One of the oldest human activities that we are aware of is fishing, with specialised fishing vessels being used for almost all commercial fishing that currently takes place around the world. Although any boat can be used for fishing, catching greater amounts of fish typically requires larger boats that are suitable for carring heavy amounts of cargo. There are an estimated 4.6 million commercial fishing vessels around the world, with 75% of them estimated to be in Asia along. Although attempts have been made to calculate the number of non-commercial fishing vessels, due to the nature of smaller boats to be able to be used for numerous purposes, it has been impossible to even obtain a rough estimate of how many boats are used primarily for fishing in a non-commercial context.

Some of the earliest fishing vessels were little more than rafts or canoes, many of which would likely never have been designed for use in open ocean, but rather for lakes and rivers in-land, with many canoes having been designed for use in slim jungle rivers. These early boats were almost exclusively made from wood and covered in bark or animal hide to create a water-resistant coating for the craft. Some of the earliest archaeological boat finds have been dated back to the Neolithic preiod of around 7,000 – 9,000 years ago.

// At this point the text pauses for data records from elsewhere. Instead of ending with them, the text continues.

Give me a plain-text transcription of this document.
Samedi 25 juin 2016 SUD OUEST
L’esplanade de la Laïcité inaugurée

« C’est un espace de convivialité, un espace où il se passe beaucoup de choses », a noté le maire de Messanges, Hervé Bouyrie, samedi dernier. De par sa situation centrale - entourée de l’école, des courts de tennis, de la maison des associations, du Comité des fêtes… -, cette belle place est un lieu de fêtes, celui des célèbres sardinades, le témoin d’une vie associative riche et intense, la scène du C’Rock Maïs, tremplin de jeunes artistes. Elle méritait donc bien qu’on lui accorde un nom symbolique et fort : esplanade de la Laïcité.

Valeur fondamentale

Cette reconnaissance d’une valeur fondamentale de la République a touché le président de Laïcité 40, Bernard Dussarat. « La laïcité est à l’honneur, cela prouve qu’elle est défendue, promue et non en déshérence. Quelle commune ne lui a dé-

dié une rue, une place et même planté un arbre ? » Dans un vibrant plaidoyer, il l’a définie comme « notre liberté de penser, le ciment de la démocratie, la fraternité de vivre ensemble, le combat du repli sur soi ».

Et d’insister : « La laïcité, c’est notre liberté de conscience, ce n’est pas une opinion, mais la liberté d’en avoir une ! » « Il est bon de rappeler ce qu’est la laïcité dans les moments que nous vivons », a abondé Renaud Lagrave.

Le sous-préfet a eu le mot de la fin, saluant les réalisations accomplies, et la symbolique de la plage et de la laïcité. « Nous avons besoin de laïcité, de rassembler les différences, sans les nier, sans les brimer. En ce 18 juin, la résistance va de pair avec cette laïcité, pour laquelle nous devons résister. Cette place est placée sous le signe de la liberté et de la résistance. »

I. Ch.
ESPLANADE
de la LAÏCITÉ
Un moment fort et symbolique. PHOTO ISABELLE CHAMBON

Boat technologies have typically evolved in tandem with one another, with the technology for fishing vessels being developed at roughly the same rate as technology for boats used in war or exploration all progressing at the same pace. It is unknown when the first sails began to be used in boat construction, but it likely pre-dates the invention of textiles, with some of the earliest boat sails being constructed entirely out of animal skin.

The Ancient Egyptians were one of the first civilisations to make use of the boats as a major part of their economy. Around 4,000 B.C. the Egyptians were building narrow boats there were designed to be rowed by several oarsmen. They continued to develop boat technology and made a number of advances to boat design that rapidly spread around both the Egyptian empire and the world at large. With the invention of cotton, the Egyptians were able to create sails that reduced the need for oarsmen in many circumstances, although many were still needed. These early sail-boats were large enough and sturdy enough to be able to cross oceans and were extensively used for trading purposes.

The vikings made a number of advances in boat construction and were one of the first peoples to began to make use of metal during boat construction, this allowed their boats to be far more durable and less prone to damage when striking ground.